On April 9, Worldcoin unveiled two updates: the option to unverify World IDs through permanent iris code deletion and the introduction of in-person age verification checks.

World ID holders now can unverify their World ID, which acts as a digital passport verifying an individual’s humanity using “orbs,” devices that scan users’ eyeballs to confirm their authenticity.

Unverification of the World ID involves the permanent deletion of the user’s iris code, a numerical representation of their unique iris texture, ensuring that individuals can only verify one World ID.

Upon deletion request, the user’s World ID becomes invalid.
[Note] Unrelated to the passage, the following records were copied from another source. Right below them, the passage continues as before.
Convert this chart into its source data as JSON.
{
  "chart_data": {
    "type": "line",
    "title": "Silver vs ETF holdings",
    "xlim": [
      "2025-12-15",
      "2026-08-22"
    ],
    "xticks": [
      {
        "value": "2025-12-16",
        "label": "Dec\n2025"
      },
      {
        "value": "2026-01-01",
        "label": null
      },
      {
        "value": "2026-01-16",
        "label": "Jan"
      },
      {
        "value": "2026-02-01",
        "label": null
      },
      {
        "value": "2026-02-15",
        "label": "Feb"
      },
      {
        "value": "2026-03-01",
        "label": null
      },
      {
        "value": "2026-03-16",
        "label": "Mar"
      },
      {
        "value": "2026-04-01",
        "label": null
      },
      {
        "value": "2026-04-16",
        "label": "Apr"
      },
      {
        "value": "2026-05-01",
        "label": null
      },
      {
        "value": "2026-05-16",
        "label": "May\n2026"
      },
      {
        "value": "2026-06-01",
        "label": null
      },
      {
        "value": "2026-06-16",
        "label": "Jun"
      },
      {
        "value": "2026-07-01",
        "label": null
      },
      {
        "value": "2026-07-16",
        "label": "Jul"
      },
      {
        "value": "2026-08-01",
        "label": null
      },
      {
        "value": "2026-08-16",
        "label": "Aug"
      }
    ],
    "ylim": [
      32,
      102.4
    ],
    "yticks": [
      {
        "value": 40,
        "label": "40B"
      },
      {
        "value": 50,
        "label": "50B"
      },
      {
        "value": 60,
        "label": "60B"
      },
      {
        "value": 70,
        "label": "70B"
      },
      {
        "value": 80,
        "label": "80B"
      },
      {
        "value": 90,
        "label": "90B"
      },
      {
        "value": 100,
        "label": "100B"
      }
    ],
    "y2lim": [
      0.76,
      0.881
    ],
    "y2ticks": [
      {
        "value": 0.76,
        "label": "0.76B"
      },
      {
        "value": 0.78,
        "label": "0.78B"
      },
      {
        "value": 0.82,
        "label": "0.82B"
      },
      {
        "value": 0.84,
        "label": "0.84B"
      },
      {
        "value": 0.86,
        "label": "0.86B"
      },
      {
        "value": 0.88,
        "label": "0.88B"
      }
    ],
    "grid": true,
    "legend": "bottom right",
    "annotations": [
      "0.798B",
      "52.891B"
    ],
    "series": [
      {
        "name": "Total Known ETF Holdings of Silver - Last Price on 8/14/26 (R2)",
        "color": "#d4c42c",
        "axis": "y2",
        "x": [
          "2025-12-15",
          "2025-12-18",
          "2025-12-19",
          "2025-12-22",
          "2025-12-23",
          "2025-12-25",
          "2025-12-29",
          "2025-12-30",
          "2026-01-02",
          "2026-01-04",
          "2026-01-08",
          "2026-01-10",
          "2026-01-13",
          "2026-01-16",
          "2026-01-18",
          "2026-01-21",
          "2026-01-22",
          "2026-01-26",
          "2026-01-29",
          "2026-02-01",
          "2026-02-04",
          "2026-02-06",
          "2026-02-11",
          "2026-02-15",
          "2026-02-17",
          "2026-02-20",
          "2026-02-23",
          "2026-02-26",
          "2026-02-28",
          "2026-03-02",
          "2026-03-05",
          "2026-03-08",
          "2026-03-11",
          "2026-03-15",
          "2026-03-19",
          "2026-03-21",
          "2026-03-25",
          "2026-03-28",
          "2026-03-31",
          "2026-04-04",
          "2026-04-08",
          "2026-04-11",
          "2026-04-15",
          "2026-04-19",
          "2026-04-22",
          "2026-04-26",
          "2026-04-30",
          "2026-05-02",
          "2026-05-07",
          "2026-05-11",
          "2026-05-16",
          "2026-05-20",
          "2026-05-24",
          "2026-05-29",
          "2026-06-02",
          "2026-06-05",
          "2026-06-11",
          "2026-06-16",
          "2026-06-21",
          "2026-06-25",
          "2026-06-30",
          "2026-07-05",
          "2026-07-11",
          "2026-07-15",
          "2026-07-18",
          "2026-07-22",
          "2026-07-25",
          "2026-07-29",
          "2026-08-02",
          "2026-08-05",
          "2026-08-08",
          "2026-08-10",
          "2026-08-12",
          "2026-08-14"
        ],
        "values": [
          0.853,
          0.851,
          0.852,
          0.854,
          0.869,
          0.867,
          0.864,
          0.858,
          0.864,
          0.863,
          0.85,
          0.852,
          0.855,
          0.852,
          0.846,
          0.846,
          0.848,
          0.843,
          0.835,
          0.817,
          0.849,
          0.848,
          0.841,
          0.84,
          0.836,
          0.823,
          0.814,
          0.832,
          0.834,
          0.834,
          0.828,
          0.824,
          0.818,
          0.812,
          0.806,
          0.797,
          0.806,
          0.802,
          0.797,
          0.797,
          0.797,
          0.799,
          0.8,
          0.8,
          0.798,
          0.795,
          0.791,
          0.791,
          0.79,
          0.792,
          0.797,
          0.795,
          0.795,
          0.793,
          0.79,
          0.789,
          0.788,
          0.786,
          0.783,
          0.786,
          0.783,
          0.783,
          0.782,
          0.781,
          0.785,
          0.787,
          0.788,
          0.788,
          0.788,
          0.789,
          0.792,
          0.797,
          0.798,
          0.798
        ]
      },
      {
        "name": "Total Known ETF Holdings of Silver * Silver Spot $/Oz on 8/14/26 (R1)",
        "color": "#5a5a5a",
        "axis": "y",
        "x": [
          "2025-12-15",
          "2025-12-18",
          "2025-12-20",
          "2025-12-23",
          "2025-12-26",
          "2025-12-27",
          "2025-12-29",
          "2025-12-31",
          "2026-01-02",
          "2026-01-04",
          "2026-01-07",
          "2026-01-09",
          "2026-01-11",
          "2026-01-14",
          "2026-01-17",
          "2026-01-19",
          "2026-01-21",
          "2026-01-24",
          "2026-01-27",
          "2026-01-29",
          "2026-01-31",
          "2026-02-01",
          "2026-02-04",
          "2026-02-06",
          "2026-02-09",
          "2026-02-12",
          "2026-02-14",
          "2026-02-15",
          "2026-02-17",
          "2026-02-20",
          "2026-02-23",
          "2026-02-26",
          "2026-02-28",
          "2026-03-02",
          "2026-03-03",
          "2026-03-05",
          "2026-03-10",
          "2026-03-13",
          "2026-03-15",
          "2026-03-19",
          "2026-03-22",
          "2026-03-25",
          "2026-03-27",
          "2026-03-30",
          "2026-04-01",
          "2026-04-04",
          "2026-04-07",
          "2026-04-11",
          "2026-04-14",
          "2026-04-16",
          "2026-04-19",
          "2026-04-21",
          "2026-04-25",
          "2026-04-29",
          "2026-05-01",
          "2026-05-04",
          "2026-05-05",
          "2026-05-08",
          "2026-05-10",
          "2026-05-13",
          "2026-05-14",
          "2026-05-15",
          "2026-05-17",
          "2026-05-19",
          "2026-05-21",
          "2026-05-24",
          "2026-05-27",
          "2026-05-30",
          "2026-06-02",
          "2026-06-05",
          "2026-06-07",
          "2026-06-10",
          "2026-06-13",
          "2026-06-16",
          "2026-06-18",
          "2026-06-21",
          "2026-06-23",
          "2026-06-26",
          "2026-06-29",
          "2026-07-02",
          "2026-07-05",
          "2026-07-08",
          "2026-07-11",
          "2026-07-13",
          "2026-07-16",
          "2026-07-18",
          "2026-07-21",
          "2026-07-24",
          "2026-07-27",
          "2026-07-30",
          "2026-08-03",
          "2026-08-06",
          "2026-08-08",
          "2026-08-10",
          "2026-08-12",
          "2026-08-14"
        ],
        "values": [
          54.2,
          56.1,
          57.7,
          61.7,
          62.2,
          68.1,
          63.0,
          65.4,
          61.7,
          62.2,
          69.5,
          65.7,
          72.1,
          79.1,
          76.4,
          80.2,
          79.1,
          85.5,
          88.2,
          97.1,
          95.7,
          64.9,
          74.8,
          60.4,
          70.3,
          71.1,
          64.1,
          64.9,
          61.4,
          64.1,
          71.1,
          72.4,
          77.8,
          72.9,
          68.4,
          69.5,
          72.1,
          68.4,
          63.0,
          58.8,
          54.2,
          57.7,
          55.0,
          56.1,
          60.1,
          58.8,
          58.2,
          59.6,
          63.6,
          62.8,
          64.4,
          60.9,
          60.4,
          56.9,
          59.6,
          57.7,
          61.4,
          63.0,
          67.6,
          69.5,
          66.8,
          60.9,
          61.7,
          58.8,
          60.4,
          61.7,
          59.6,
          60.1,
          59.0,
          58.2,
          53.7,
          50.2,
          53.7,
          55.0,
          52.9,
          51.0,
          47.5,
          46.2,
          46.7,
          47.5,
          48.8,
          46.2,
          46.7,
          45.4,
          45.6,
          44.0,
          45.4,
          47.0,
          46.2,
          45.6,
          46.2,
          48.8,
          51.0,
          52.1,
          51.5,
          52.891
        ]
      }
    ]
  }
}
To prevent fraud, a six-month “cool-off” period is mandated, ensuring individuals cannot immediately re-verify their humanness.

After the cool-off period, users’ iris codes are permanently deleted and rendered unrecoverable.

The development of Worldcoin’s unverify option involved collaboration with third-party privacy and security experts, including the Bavarian State Office for Data Protection Supervision (BayLDA), serving as Worldcoin’s lead supervisory authority in the European Union.

The second update introduces in-person age verification checks to ensure the platform’s accessibility exclusively to individuals aged 18 years and above.

This update incorporates on-site age verification checks at all orb locations prior to World ID verification. Third-party personnel will conduct the verification before granting entry to the venue.

Worldcoin spokesperson stated, “Worldcoin has always required that individuals be a minimum of 18 years old to obtain a World ID,” emphasizing that users have been prompted to confirm their age in the app, aligning with the practices of widely used applications.

Altman launched Worldcoin in July 2023 intending to establish a “global financial and identity network based on proof of personhood.”

While receiving mixed reactions from the community, Worldcoin has faced scrutiny over concerns regarding centralization, privacy, and security. Governments, including the European Union and Kenya, have expressed skepticism and initiated investigations into Worldcoin’s operations due to privacy concerns.

Despite challenges, Worldcoin maintains its commitment to operating lawfully in all available locations and ensures compliance with relevant laws.